Hugh Vallance

Personal information
- Full name: Hugh Baird Vallance
- Date of birth: 14 June 1905
- Place of birth: Wolverhampton, England
- Date of death: 19 June 1973 (aged 68)
- Place of death: Birmingham, England
- Position(s): Centre forward

Senior career*
- Years: Team / Apps / (Gls)
- Kidderminster Harriers
- 1927–1928: Aston Villa / 0 / (0)
- 1928–1929: Queens Park Rangers / 1 / (0)
- 1929–1930: Brighton & Hove Albion / 44 / (32)
- 1930–1931: Worcester City / ?? / (11)
- 1931: Evesham Town
- 1931: Tunbridge Wells Rangers
- 1931–1932: Gillingham / 13 / (7)
- Kidderminster Harriers
- Nîmes Olympique
- FC Basel
- Brierley Hill Alliance
- 1934–1935: Gillingham / 5 / (3)
- Racing Club de Paris
- Cork City
- Evesham Town

= Hugh Vallance =

English footballer

Hugh Baird Vallance (14 June 1905 – 19 June 1973) was an English professional association footballer who played as a centre-forward.

==Career==
Vallance was born in Wolverhampton, England. After serving in the army as a guardsman, he began his football career with Kidderminster Harriers. He moved to Aston Villa in 1927, but left to join Queens Park Rangers without having broken into the first team. He made just one appearance for Rangers before moving to Brighton & Hove Albion in the spring of 1929. He was given his chance by Brighton manager Charlie Webb and soon established himself in the Brighton attack alongside Dan Kirkwood. In the 1929–30 season, Vallance scored four hat-tricks before the end of the year. By the end of the season, Vallance had scored 30 league goals in 37 games, while his strike partner Kirkwood had netted 38 in 40. The following season, Vallance scored twice in the first seven games before his Brighton contract was terminated for a "serious misdemeanour" at the same time as that of Ireland international Jack Curran.
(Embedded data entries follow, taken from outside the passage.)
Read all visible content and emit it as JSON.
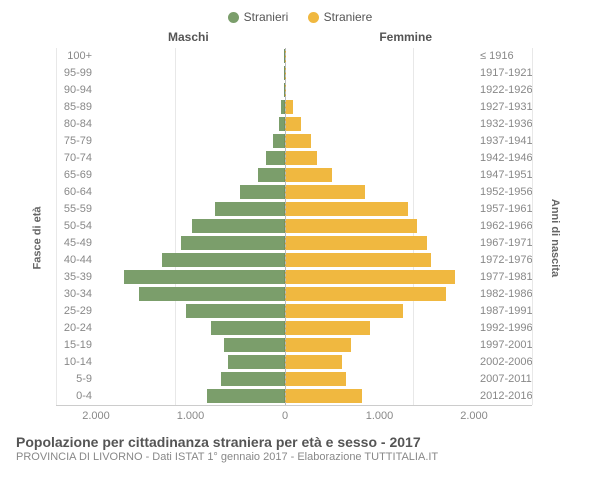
{
  "legend": {
    "male": {
      "label": "Stranieri",
      "color": "#7b9e6b"
    },
    "female": {
      "label": "Straniere",
      "color": "#f0b840"
    }
  },
  "column_titles": {
    "left": "Maschi",
    "right": "Femmine"
  },
  "axis_labels": {
    "left": "Fasce di età",
    "right": "Anni di nascita"
  },
  "x_axis": {
    "max_abs": 2000,
    "ticks": [
      {
        "pos": -2000,
        "label": "2.000"
      },
      {
        "pos": -1000,
        "label": "1.000"
      },
      {
        "pos": 0,
        "label": "0"
      },
      {
        "pos": 1000,
        "label": "1.000"
      },
      {
        "pos": 2000,
        "label": "2.000"
      }
    ],
    "gridlines": [
      -2000,
      -1000,
      1000,
      2000
    ]
  },
  "style": {
    "bg": "#ffffff",
    "grid_color": "#e8e8e8",
    "centerline_color": "#bbbbbb",
    "text_color": "#888888",
    "title_color": "#555555"
  },
  "rows": [
    {
      "age": "100+",
      "birth": "≤ 1916",
      "m": 5,
      "f": 5
    },
    {
      "age": "95-99",
      "birth": "1917-1921",
      "m": 10,
      "f": 10
    },
    {
      "age": "90-94",
      "birth": "1922-1926",
      "m": 15,
      "f": 15
    },
    {
      "age": "85-89",
      "birth": "1927-1931",
      "m": 40,
      "f": 80
    },
    {
      "age": "80-84",
      "birth": "1932-1936",
      "m": 60,
      "f": 170
    },
    {
      "age": "75-79",
      "birth": "1937-1941",
      "m": 130,
      "f": 280
    },
    {
      "age": "70-74",
      "birth": "1942-1946",
      "m": 200,
      "f": 340
    },
    {
      "age": "65-69",
      "birth": "1947-1951",
      "m": 290,
      "f": 500
    },
    {
      "age": "60-64",
      "birth": "1952-1956",
      "m": 480,
      "f": 850
    },
    {
      "age": "55-59",
      "birth": "1957-1961",
      "m": 740,
      "f": 1300
    },
    {
      "age": "50-54",
      "birth": "1962-1966",
      "m": 980,
      "f": 1400
    },
    {
      "age": "45-49",
      "birth": "1967-1971",
      "m": 1100,
      "f": 1500
    },
    {
      "age": "40-44",
      "birth": "1972-1976",
      "m": 1300,
      "f": 1550
    },
    {
      "age": "35-39",
      "birth": "1977-1981",
      "m": 1700,
      "f": 1800
    },
    {
      "age": "30-34",
      "birth": "1982-1986",
      "m": 1550,
      "f": 1700
    },
    {
      "age": "25-29",
      "birth": "1987-1991",
      "m": 1050,
      "f": 1250
    },
    {
      "age": "20-24",
      "birth": "1992-1996",
      "m": 780,
      "f": 900
    },
    {
      "age": "15-19",
      "birth": "1997-2001",
      "m": 650,
      "f": 700
    },
    {
      "age": "10-14",
      "birth": "2002-2006",
      "m": 600,
      "f": 600
    },
    {
      "age": "5-9",
      "birth": "2007-2011",
      "m": 680,
      "f": 650
    },
    {
      "age": "0-4",
      "birth": "2012-2016",
      "m": 830,
      "f": 820
    }
  ],
  "footer": {
    "title": "Popolazione per cittadinanza straniera per età e sesso - 2017",
    "sub": "PROVINCIA DI LIVORNO - Dati ISTAT 1° gennaio 2017 - Elaborazione TUTTITALIA.IT"
  }
}
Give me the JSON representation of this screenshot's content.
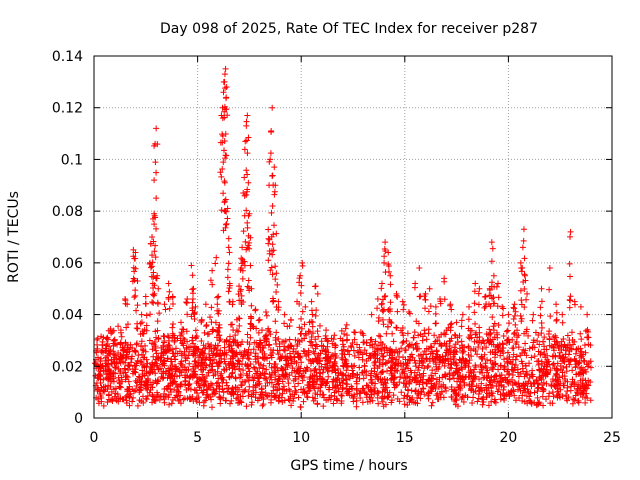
{
  "chart_data": {
    "type": "scatter",
    "title": "Day 098 of 2025, Rate Of TEC Index for receiver p287",
    "xlabel": "GPS time / hours",
    "ylabel": "ROTI / TECUs",
    "xlim": [
      0,
      25
    ],
    "ylim": [
      0,
      0.14
    ],
    "xticks": [
      0,
      5,
      10,
      15,
      20,
      25
    ],
    "xtick_labels": [
      "0",
      "5",
      "10",
      "15",
      "20",
      "25"
    ],
    "yticks": [
      0,
      0.02,
      0.04,
      0.06,
      0.08,
      0.1,
      0.12,
      0.14
    ],
    "ytick_labels": [
      "0",
      "0.02",
      "0.04",
      "0.06",
      "0.08",
      "0.1",
      "0.12",
      "0.14"
    ],
    "grid": true,
    "marker": "+",
    "color": "#ff0000",
    "data_range_hours": [
      0,
      24
    ],
    "series": [
      {
        "name": "ROTI",
        "baseline_band": [
          0.004,
          0.024
        ],
        "points": [
          [
            0.3,
            0.022
          ],
          [
            0.6,
            0.028
          ],
          [
            1.0,
            0.03
          ],
          [
            1.3,
            0.034
          ],
          [
            1.5,
            0.046
          ],
          [
            1.6,
            0.044
          ],
          [
            1.9,
            0.065
          ],
          [
            2.0,
            0.064
          ],
          [
            2.1,
            0.053
          ],
          [
            2.3,
            0.04
          ],
          [
            2.5,
            0.047
          ],
          [
            2.7,
            0.06
          ],
          [
            2.8,
            0.07
          ],
          [
            2.8,
            0.063
          ],
          [
            2.85,
            0.077
          ],
          [
            2.9,
            0.079
          ],
          [
            2.9,
            0.092
          ],
          [
            2.95,
            0.106
          ],
          [
            3.0,
            0.112
          ],
          [
            3.05,
            0.055
          ],
          [
            3.1,
            0.05
          ],
          [
            3.4,
            0.044
          ],
          [
            3.6,
            0.052
          ],
          [
            3.8,
            0.047
          ],
          [
            4.2,
            0.037
          ],
          [
            4.5,
            0.046
          ],
          [
            4.7,
            0.059
          ],
          [
            4.8,
            0.05
          ],
          [
            4.9,
            0.043
          ],
          [
            5.2,
            0.038
          ],
          [
            5.4,
            0.044
          ],
          [
            5.6,
            0.039
          ],
          [
            5.7,
            0.057
          ],
          [
            5.9,
            0.062
          ],
          [
            6.0,
            0.047
          ],
          [
            6.05,
            0.036
          ],
          [
            6.15,
            0.117
          ],
          [
            6.2,
            0.12
          ],
          [
            6.25,
            0.126
          ],
          [
            6.3,
            0.13
          ],
          [
            6.32,
            0.133
          ],
          [
            6.35,
            0.135
          ],
          [
            6.38,
            0.124
          ],
          [
            6.4,
            0.128
          ],
          [
            6.45,
            0.081
          ],
          [
            6.5,
            0.066
          ],
          [
            6.55,
            0.052
          ],
          [
            6.7,
            0.045
          ],
          [
            6.9,
            0.038
          ],
          [
            7.0,
            0.051
          ],
          [
            7.1,
            0.058
          ],
          [
            7.15,
            0.066
          ],
          [
            7.2,
            0.087
          ],
          [
            7.25,
            0.093
          ],
          [
            7.3,
            0.107
          ],
          [
            7.35,
            0.113
          ],
          [
            7.4,
            0.117
          ],
          [
            7.45,
            0.091
          ],
          [
            7.5,
            0.079
          ],
          [
            7.55,
            0.059
          ],
          [
            7.6,
            0.05
          ],
          [
            7.8,
            0.042
          ],
          [
            8.0,
            0.038
          ],
          [
            8.3,
            0.041
          ],
          [
            8.45,
            0.09
          ],
          [
            8.5,
            0.1
          ],
          [
            8.55,
            0.111
          ],
          [
            8.6,
            0.12
          ],
          [
            8.62,
            0.082
          ],
          [
            8.65,
            0.071
          ],
          [
            8.7,
            0.097
          ],
          [
            8.75,
            0.09
          ],
          [
            8.8,
            0.056
          ],
          [
            8.9,
            0.045
          ],
          [
            9.2,
            0.04
          ],
          [
            9.5,
            0.038
          ],
          [
            9.8,
            0.045
          ],
          [
            9.95,
            0.055
          ],
          [
            10.05,
            0.06
          ],
          [
            10.2,
            0.043
          ],
          [
            10.4,
            0.037
          ],
          [
            10.5,
            0.045
          ],
          [
            10.7,
            0.051
          ],
          [
            10.8,
            0.048
          ],
          [
            11.2,
            0.034
          ],
          [
            11.6,
            0.032
          ],
          [
            12.0,
            0.03
          ],
          [
            12.2,
            0.036
          ],
          [
            12.6,
            0.033
          ],
          [
            13.0,
            0.032
          ],
          [
            13.4,
            0.04
          ],
          [
            13.7,
            0.046
          ],
          [
            13.9,
            0.052
          ],
          [
            14.0,
            0.06
          ],
          [
            14.05,
            0.068
          ],
          [
            14.2,
            0.064
          ],
          [
            14.3,
            0.055
          ],
          [
            14.6,
            0.048
          ],
          [
            14.9,
            0.045
          ],
          [
            15.2,
            0.041
          ],
          [
            15.5,
            0.052
          ],
          [
            15.7,
            0.058
          ],
          [
            16.0,
            0.048
          ],
          [
            16.2,
            0.05
          ],
          [
            16.5,
            0.043
          ],
          [
            16.7,
            0.046
          ],
          [
            16.9,
            0.054
          ],
          [
            17.2,
            0.044
          ],
          [
            17.5,
            0.037
          ],
          [
            17.8,
            0.04
          ],
          [
            18.1,
            0.043
          ],
          [
            18.4,
            0.052
          ],
          [
            18.6,
            0.05
          ],
          [
            18.9,
            0.047
          ],
          [
            19.1,
            0.05
          ],
          [
            19.2,
            0.068
          ],
          [
            19.3,
            0.055
          ],
          [
            19.5,
            0.052
          ],
          [
            19.7,
            0.043
          ],
          [
            20.0,
            0.04
          ],
          [
            20.3,
            0.044
          ],
          [
            20.6,
            0.06
          ],
          [
            20.7,
            0.066
          ],
          [
            20.75,
            0.073
          ],
          [
            20.8,
            0.055
          ],
          [
            20.9,
            0.048
          ],
          [
            21.2,
            0.04
          ],
          [
            21.6,
            0.05
          ],
          [
            22.0,
            0.058
          ],
          [
            22.3,
            0.044
          ],
          [
            22.6,
            0.04
          ],
          [
            23.0,
            0.072
          ],
          [
            23.2,
            0.045
          ],
          [
            23.5,
            0.043
          ],
          [
            23.8,
            0.04
          ]
        ]
      }
    ]
  }
}
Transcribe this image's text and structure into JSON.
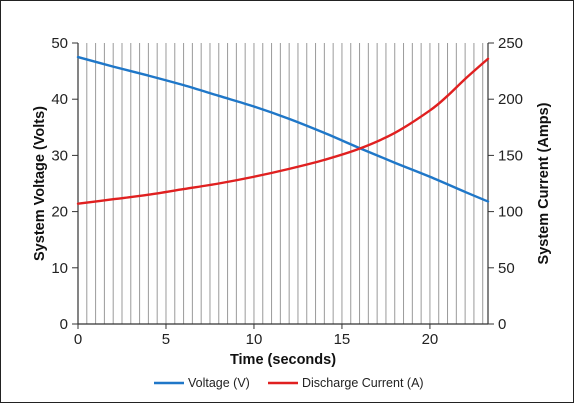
{
  "chart_data": {
    "type": "line",
    "xlabel": "Time (seconds)",
    "ylabel_left": "System Voltage (Volts)",
    "ylabel_right": "System Current (Amps)",
    "xlim": [
      0,
      23.3
    ],
    "ylim_left": [
      0,
      50
    ],
    "ylim_right": [
      0,
      250
    ],
    "x_ticks": [
      "0",
      "5",
      "10",
      "15",
      "20"
    ],
    "y_left_ticks": [
      "0",
      "10",
      "20",
      "30",
      "40",
      "50"
    ],
    "y_right_ticks": [
      "0",
      "50",
      "100",
      "150",
      "200",
      "250"
    ],
    "vertical_grid_step": 0.5,
    "legend_position": "bottom",
    "series": [
      {
        "name": "Voltage (V)",
        "axis": "left",
        "color": "#1f77c8",
        "x": [
          0,
          2,
          4,
          6,
          8,
          10,
          12,
          14,
          16,
          18,
          20,
          22,
          23.3
        ],
        "y": [
          47.5,
          45.8,
          44.2,
          42.5,
          40.6,
          38.7,
          36.5,
          34.0,
          31.3,
          28.7,
          26.2,
          23.5,
          21.8
        ]
      },
      {
        "name": "Discharge Current (A)",
        "axis": "right",
        "color": "#e02020",
        "x": [
          0,
          2,
          4,
          6,
          8,
          10,
          12,
          14,
          16,
          18,
          20,
          21,
          22,
          23.3
        ],
        "y": [
          107,
          111,
          115,
          120,
          125,
          131,
          138,
          146,
          156,
          170,
          190,
          203,
          218,
          236
        ]
      }
    ]
  }
}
He joined Worcester City and within six months went to Evesham Town and Tunbridge Wells Rangers before returning to the league with Gillingham. Despite 7 goals in 13 league games he was released and rejoined Kidderminster Harriers. His next move was to France and Nîmes Olympique, from where he moved to FC Basel. From Switzerland he moved to the less exotic Brierley Hill Alliance before returning to Gillingham. After 3 goals in 5 league games, Vallance moved to Racing Club de Paris and subsequently played for Cork City before ending his career with Evesham Town.

After leaving professional football Vallance served in the Royal Air Force. Vallance died in Birmingham in 1973.